This fish does not have a cerebral cortex in its brain, but it behaves as it does
The human cerebral cortex, which is located in the outer layer of the brain, is involved in many high-level functions such as reasoning, emotion, intellect, memory, language, and social awareness.
Tropical bowfish (also known as spinnerfish) do not have a cerebral cortex, but to the surprise of researchers at the University of Haifa, this species shows prosocial behavior towards its “friends” and does not feel “cheated.”
The new study from the University of Haifa was published in the journal Communication biology Titled “Prosocial Behavior in Competitive Fishes: The Case of Archerfish,” I found that archerfish behave like animals that already have a cerebral cortex even though they do not have that part in their brains.
Archerfish: Using parts of the brain they don’t even have?
“It is clear that these social traits are important for survival in both cooperative and competitive societies, such as the fish we studied,” said Dr. Orit Nafsha, a postdoctoral student in social cognition and neuroscience from the University of Haifa who led the study. “Most of the time people operate in social contexts and depend on others for survival, so understanding the intentions and behavior of others is an important ability that allows us, as humans, to successfully survive in a social environment.”
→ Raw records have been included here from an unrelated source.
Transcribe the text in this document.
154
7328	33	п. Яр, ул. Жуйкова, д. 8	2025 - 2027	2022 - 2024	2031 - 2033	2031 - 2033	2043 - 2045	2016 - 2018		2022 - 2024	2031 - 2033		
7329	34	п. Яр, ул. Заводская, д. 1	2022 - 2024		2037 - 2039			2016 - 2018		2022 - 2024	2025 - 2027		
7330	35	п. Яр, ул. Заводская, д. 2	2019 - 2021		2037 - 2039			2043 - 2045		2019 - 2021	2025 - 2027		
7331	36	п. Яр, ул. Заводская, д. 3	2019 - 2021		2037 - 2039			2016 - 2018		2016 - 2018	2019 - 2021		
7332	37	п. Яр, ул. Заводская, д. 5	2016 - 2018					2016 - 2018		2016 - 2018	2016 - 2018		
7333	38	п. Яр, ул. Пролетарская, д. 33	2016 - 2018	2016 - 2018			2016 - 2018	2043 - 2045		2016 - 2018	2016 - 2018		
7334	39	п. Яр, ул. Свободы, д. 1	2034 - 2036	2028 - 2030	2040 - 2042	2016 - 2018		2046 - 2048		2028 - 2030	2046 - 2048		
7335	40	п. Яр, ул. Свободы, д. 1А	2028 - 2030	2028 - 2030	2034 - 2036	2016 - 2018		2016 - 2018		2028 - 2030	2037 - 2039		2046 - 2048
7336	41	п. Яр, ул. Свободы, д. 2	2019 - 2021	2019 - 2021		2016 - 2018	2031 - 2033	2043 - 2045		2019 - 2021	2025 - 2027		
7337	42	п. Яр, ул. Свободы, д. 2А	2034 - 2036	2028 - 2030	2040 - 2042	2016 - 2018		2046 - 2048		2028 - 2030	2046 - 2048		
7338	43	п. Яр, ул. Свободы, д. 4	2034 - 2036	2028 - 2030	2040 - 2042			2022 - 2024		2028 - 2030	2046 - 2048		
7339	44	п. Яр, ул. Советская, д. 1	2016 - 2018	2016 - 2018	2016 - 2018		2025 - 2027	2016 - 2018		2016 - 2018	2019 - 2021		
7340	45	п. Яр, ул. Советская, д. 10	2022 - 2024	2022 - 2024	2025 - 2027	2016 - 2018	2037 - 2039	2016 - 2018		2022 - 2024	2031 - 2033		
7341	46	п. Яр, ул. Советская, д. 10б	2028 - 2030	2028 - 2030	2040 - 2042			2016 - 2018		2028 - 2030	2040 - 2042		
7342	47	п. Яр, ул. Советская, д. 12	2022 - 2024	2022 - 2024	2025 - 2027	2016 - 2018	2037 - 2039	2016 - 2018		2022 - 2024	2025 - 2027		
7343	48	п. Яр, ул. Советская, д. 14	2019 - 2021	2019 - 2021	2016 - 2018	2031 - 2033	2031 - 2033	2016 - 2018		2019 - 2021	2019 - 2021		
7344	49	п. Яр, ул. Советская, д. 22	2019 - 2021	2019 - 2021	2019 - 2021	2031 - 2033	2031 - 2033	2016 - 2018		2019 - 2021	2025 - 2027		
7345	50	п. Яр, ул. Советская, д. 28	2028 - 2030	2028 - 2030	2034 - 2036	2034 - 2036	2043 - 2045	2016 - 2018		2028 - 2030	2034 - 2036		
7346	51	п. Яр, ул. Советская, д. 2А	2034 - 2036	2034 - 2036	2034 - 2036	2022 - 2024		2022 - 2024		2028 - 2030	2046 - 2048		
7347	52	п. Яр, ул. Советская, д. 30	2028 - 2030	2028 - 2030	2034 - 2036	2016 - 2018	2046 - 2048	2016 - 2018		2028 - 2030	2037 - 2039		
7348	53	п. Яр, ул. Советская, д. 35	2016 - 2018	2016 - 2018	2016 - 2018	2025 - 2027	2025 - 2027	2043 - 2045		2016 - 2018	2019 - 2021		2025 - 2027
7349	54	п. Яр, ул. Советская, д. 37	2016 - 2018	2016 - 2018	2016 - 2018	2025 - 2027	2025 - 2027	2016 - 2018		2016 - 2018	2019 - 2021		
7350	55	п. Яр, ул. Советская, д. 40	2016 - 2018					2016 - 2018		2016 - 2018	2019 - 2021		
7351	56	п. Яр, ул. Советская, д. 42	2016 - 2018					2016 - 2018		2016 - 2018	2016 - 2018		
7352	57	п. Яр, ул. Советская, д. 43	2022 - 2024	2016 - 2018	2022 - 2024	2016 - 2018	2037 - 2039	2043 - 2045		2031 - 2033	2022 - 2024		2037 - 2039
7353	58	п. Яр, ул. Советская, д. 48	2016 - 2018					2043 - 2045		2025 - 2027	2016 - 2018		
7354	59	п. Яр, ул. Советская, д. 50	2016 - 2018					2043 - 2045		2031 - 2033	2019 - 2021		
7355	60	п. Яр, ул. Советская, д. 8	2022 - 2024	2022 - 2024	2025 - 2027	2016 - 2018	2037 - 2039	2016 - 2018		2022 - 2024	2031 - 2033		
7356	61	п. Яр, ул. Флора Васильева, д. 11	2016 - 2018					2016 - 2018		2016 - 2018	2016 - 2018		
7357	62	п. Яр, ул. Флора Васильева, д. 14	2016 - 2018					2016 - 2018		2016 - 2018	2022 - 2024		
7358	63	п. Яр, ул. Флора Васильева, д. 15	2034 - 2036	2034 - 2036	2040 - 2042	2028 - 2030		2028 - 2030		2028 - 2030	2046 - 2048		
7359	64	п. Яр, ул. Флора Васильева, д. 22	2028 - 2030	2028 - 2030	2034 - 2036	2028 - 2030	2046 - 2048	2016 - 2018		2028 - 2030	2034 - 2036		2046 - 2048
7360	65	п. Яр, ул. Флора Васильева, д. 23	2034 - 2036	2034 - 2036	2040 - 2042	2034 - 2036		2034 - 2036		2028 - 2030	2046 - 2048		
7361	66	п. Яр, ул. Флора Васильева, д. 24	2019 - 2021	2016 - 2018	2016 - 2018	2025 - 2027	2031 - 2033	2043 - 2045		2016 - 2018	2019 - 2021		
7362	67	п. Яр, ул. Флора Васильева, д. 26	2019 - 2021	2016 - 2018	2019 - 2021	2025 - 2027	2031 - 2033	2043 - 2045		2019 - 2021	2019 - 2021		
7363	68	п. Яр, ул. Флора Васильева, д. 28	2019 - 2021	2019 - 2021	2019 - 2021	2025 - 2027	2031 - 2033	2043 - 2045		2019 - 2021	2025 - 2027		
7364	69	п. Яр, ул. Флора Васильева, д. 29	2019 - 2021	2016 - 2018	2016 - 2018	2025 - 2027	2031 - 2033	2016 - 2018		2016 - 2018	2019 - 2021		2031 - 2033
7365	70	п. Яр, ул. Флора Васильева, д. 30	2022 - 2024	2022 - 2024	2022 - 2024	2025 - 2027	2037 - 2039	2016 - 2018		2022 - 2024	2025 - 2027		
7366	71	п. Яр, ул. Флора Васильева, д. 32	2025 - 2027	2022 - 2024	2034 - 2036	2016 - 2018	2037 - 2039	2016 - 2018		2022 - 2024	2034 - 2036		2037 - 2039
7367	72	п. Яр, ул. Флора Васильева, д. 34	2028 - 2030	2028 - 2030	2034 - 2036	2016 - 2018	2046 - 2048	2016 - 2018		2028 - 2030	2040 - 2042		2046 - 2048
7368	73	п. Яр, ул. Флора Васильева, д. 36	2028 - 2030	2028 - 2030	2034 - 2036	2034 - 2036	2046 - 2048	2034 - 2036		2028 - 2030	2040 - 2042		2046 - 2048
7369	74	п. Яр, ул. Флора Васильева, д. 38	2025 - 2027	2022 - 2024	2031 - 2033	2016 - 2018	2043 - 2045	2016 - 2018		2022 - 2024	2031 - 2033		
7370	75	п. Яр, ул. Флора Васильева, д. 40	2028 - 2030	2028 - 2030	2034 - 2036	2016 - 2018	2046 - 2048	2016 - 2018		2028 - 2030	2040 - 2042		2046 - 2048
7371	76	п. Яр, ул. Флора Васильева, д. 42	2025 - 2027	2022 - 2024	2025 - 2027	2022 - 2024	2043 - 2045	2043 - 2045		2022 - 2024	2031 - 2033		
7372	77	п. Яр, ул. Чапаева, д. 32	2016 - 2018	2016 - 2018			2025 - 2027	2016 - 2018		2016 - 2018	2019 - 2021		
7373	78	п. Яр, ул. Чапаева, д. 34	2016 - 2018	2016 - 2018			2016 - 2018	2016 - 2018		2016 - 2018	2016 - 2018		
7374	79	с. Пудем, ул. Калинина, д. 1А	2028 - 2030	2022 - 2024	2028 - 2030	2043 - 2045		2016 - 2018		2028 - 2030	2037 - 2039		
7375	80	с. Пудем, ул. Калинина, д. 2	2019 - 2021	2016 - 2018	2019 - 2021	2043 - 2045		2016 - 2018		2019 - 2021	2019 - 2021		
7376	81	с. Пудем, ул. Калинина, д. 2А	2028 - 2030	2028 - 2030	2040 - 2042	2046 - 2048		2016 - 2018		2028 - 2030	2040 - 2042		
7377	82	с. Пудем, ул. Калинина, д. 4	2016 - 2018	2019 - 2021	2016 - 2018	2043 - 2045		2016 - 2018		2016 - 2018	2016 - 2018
They write that humans are social creatures, exhibit prosocial behaviors, and are sensitive to the actions of others and the rewards that result from them. “This social sensitivity has also been found in many other species, but not in all species. Research suggests that prosocial tendencies are most pronounced in naturally cooperative species whose social structure requires a high level of interdependence. Our study challenges this assumption By demonstrating that archer fish – competitive by nature – prefer targets that reward themselves and their tankmates, but only when the payoffs are equal. With no tankmate on the other side of the barrier, they showed no clear preference. Finding evidence of social behavior Positive and negative responses to unequal distribution of reward in favor of other fish suggest that in a competitive social environment, being social may be the most adaptive strategy for personal survival, even if it is beneficial to others as well.
According to the researchers, today’s research literature shows a bias to focus on engaging “higher” areas of the brain in the study of social behaviors. This neglects the potential contribution of developmentally developed subcortical areas at early stages.
Comparing fish cognition and behavior to those of primates faces several challenges, Navsha said. “Most studies have used different experimental manipulations and different dependent variables when studying non-primate animals. We specifically chose archer fish to serve as our model because of their remarkable ability to shoot down insects found on foliage above the water level. In this study, Nafsha, the research student, decided Dana Felker, Professor Simon Shamai-Tsouri, and Professor Shai Gabai from the Faculty of Psychological Sciences and the Institute for Information Processing and Decision Making at the University of Haifa, examined the evolutionary basis of social cooperation and social justice behaviors and how these behaviors are expressed in competitive species that lack a cortex.
They used a double aquarium divided into two parts by a transparent divider, with each side having an archer fish that could not pass from one side to the other, and each fish receiving food from its own side only. In the first experiment, the fish was given the opportunity to choose between a non-social target (the black starfish) on which it spat only received a reward, and a social target (the red starfish) on which the fish spit received food. In addition, other fish behind the barrier receive food. The colors were changed in the second phase of the experiment, with each color being used for a personal reward and a shared reward to avoid the alternative interpretation according to which the fish prefer a particular color and not necessarily a social behavior.
In both phases, all fish in the study always preferred the social goal, which was food for themselves and their buddy outside the glass. Finally, in the latest experiment, the researchers looked at what happens when a passive fish gets more food than an active fish. In this condition, the social target rewarded the spitter with one piece of food and the passive fish with two pieces of food, while the non-social target rewarded only the bowfish with one piece of food. At this point, the archer fish stops choosing the social target that would reward its friend the most.
The results of all experiments show that even fish in a competitive social environment will exhibit social behavior as long as the reward is equal but will stop doing so if the other fish gains more than them. “The study shows for the first time in laboratory conditions that the competitive archer fish behaves in a pro-social manner under certain conditions and stops behaving in this way when the product creates an unequal situation.